My current boyfriend and I are very transparent about money and we balance things out in a way that makes sense for us both. This is something I had to learn, and I'm sure it's what one TikToker will also learn once she moves in with her person. Colleen Wile took to social media in order to share how shocked her boyfriend was when she fold him their living expenses would be split down the middle. Let's get into why he was so confused.
This woman thinks she should have kept her mouth shut.
Colleen, who goes by @queenxxcolleen on TikTok, is pushing her relationship forward in a big way. She is moving in with her boyfriend and, as such, Colleen let him know it's only fair they split their rent evenly. His reaction was rather odd.
"We're sharing an apartment, so we're splitting the rent," explains Colleen in her TikTok.
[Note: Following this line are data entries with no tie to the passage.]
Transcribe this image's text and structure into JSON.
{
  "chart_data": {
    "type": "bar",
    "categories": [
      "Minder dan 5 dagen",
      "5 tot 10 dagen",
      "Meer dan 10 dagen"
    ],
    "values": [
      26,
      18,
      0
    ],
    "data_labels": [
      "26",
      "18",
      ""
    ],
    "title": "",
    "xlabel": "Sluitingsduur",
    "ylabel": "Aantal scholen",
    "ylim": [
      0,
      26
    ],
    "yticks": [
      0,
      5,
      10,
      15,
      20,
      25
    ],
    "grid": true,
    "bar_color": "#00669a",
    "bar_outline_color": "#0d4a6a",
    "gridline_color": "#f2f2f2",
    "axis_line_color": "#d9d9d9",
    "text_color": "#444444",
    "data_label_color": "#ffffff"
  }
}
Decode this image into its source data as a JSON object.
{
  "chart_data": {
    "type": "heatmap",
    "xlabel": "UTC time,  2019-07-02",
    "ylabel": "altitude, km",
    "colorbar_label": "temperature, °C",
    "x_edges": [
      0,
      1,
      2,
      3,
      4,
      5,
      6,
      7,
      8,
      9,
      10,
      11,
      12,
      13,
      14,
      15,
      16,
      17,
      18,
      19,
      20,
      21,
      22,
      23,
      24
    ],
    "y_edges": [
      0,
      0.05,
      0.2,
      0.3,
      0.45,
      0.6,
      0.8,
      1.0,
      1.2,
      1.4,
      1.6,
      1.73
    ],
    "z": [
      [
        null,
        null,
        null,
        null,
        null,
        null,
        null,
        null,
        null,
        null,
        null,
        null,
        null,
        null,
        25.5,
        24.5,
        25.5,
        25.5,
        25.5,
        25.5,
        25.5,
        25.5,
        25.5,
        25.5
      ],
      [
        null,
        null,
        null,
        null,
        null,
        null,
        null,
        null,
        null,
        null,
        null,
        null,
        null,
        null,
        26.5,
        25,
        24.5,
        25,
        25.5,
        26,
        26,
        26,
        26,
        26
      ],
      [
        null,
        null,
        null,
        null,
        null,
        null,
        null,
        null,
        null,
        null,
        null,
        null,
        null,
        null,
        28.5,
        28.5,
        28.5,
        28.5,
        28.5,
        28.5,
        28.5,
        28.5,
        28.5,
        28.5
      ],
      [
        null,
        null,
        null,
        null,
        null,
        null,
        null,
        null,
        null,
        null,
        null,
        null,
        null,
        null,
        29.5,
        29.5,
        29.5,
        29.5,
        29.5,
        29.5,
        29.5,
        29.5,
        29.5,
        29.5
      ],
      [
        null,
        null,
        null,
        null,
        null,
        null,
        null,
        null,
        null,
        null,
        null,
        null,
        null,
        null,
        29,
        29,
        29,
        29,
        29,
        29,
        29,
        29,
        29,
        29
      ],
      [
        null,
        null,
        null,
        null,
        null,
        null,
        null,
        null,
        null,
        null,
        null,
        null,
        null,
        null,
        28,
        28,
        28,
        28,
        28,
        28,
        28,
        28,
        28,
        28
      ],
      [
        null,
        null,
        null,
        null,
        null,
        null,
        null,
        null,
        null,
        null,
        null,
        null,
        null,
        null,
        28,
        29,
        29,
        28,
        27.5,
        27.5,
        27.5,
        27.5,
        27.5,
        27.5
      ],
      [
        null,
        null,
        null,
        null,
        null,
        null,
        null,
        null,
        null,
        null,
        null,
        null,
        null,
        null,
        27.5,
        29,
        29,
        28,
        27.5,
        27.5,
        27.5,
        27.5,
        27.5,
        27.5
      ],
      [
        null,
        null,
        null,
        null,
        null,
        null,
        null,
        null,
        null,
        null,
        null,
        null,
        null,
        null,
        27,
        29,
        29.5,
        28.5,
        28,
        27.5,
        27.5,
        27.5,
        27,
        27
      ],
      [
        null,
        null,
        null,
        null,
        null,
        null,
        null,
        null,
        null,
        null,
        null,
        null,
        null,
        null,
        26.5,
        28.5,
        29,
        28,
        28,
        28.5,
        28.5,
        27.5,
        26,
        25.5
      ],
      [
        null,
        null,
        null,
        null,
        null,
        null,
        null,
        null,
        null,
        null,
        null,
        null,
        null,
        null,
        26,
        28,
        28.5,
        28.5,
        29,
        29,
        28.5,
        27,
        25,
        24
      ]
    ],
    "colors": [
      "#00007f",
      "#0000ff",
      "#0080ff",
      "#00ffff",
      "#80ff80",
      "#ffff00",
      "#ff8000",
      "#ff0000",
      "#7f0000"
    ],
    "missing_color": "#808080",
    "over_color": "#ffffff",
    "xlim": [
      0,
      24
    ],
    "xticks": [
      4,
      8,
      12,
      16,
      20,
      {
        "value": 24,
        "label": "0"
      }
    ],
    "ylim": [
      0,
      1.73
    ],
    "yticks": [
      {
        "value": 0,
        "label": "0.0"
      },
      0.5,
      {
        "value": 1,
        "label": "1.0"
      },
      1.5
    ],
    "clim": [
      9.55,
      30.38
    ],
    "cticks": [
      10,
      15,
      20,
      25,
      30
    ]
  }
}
Apparently this is not what everyone decides to do and Colleen is pretty confused by what she discovered on social media.
"I just watched a video where this girl was essentially saying in her relationship, she pays for absolutely nothing," she says. As if that wasn't shocking enough, many women in the comments revealed they have the same setup. "There are so many girls that don't pay for anything," says Colleen, who kind of regrets her offer.
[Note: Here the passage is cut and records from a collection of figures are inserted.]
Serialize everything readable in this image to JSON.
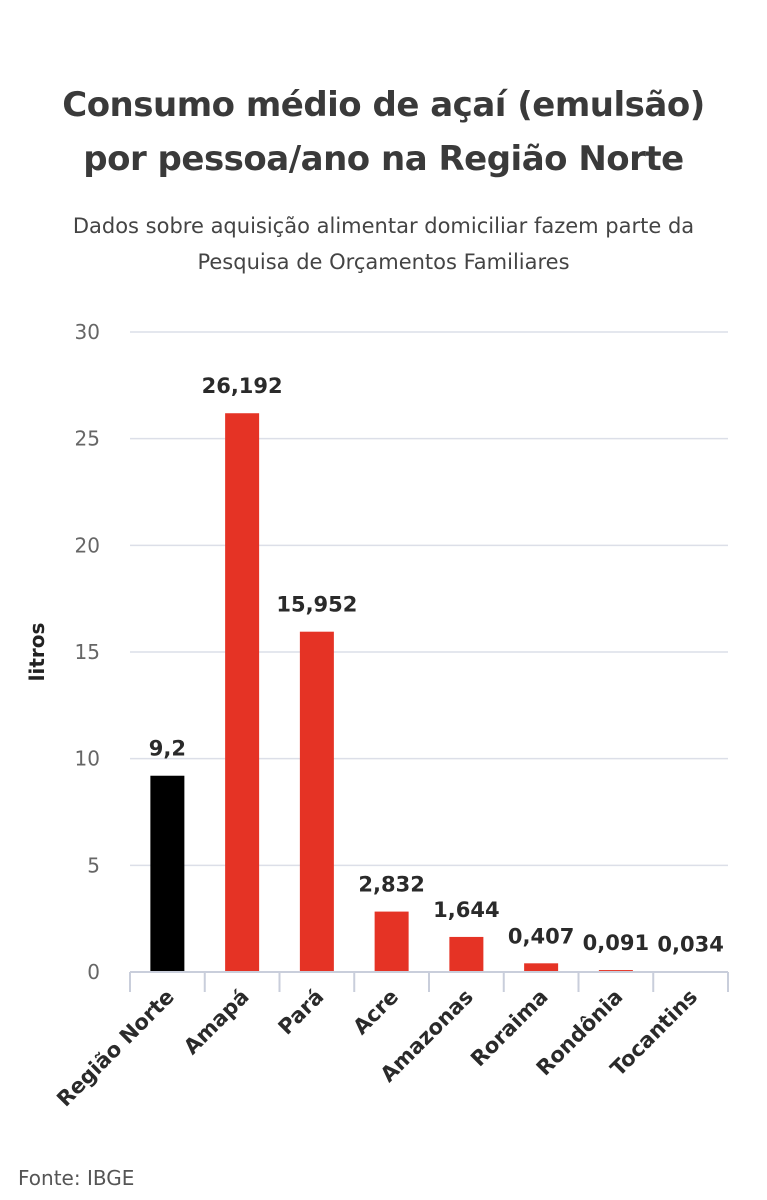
{
  "header": {
    "title_line1": "Consumo médio de açaí (emulsão)",
    "title_line2": "por pessoa/ano na Região Norte",
    "subtitle_line1": "Dados sobre aquisição alimentar domiciliar fazem parte da",
    "subtitle_line2": "Pesquisa de Orçamentos Familiares"
  },
  "footer": {
    "source": "Fonte: IBGE"
  },
  "chart_data": {
    "type": "bar",
    "title": "Consumo médio de açaí (emulsão) por pessoa/ano na Região Norte",
    "subtitle": "Dados sobre aquisição alimentar domiciliar fazem parte da Pesquisa de Orçamentos Familiares",
    "xlabel": "",
    "ylabel": "litros",
    "ylim": [
      0,
      30
    ],
    "yticks": [
      "0",
      "5",
      "10",
      "15",
      "20",
      "25",
      "30"
    ],
    "grid": true,
    "categories": [
      "Região Norte",
      "Amapá",
      "Pará",
      "Acre",
      "Amazonas",
      "Roraima",
      "Rondônia",
      "Tocantins"
    ],
    "values": [
      9.2,
      26.192,
      15.952,
      2.832,
      1.644,
      0.407,
      0.091,
      0.034
    ],
    "value_labels": [
      "9,2",
      "26,192",
      "15,952",
      "2,832",
      "1,644",
      "0,407",
      "0,091",
      "0,034"
    ],
    "colors": [
      "#000000",
      "#e53325",
      "#e53325",
      "#e53325",
      "#e53325",
      "#e53325",
      "#e53325",
      "#e53325"
    ],
    "gridline_color": "#dcdfe8",
    "axis_color": "#c9cedb"
  }
}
Obviously Colleen shared this information with her boyfriend, fully expecting him to react similarly. He was very familiar with this scenario as his last girlfriend didn't pay rent when they lived together. What year was that, 1955?
This has changed everything for Colleen, who is wondering if this is the norm. Are gals the world over simply not paying when living with a boyfriend? What I personally don't like about that deal is the potential for an imbalanced power dynamic. I'm sure Colleen's boyfriend is very nice but that doesn't mean he won't get angry and remind her who is paying the rent.
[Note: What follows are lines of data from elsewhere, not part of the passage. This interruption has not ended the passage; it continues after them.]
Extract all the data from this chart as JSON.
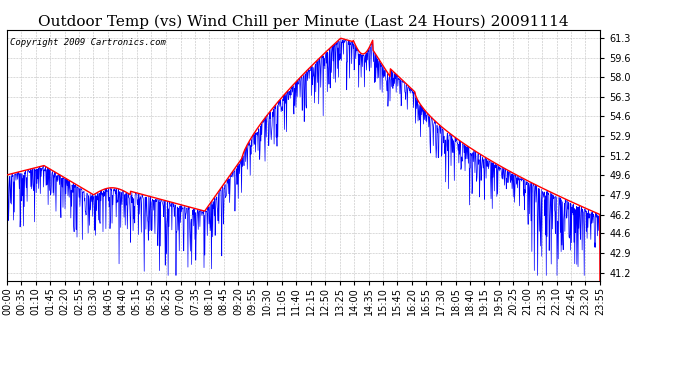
{
  "title": "Outdoor Temp (vs) Wind Chill per Minute (Last 24 Hours) 20091114",
  "copyright": "Copyright 2009 Cartronics.com",
  "yticks": [
    41.2,
    42.9,
    44.6,
    46.2,
    47.9,
    49.6,
    51.2,
    52.9,
    54.6,
    56.3,
    58.0,
    59.6,
    61.3
  ],
  "ylim": [
    40.5,
    62.0
  ],
  "xtick_labels": [
    "00:00",
    "00:35",
    "01:10",
    "01:45",
    "02:20",
    "02:55",
    "03:30",
    "04:05",
    "04:40",
    "05:15",
    "05:50",
    "06:25",
    "07:00",
    "07:35",
    "08:10",
    "08:45",
    "09:20",
    "09:55",
    "10:30",
    "11:05",
    "11:40",
    "12:15",
    "12:50",
    "13:25",
    "14:00",
    "14:35",
    "15:10",
    "15:45",
    "16:20",
    "16:55",
    "17:30",
    "18:05",
    "18:40",
    "19:15",
    "19:50",
    "20:25",
    "21:00",
    "21:35",
    "22:10",
    "22:45",
    "23:20",
    "23:55"
  ],
  "line_blue_color": "#0000ff",
  "line_red_color": "#ff0000",
  "background_color": "#ffffff",
  "grid_color": "#c0c0c0",
  "title_fontsize": 11,
  "copyright_fontsize": 6.5,
  "tick_fontsize": 7
}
Another sticky wicket is the fact that Colleen will be paying rent but her boyfriend's ex did not. Unfortunately we don't have all the information here. It's possible Colleen is more financially stable, but should she have to literally pay for being more together? Again, I could never feel like a kept woman. It sounds like Colleen is the same way.
I do think a change should be made in how much they each contribute to their living expenses. I doubt very seriously they make the same amount of money, which means splitting bills 50/50 will leave one of them with far less disposable income. They should contribute what they can, based on their incomes.
I hate to reference a bank here but this is a solid example of what I'm suggesting. According to Chase Bank, here's how you split your bills proportionately. "If Partner A makes $6,000 per month and Partner B makes $4,000 per month, their total income is $10,000. Partner A earns 60% of that, while Partner B brings in 40%. Now, imagine their total shared expenses are $4,000. Partner A would cover 60% of that — which is $2,400 — while Partner B would pay the remaining $1,600." See how that works?
I would be remiss if I didn't mention emotional labor. This "refers to the invisible and often undervalued work involved in keeping other people comfortable and happy," per The New York Times. This often falls to women more than men. It stands to reason that Colleen will be doing a lot of unpaid emotional labor that could be somewhat balanced out by paying less rent. Just a thought!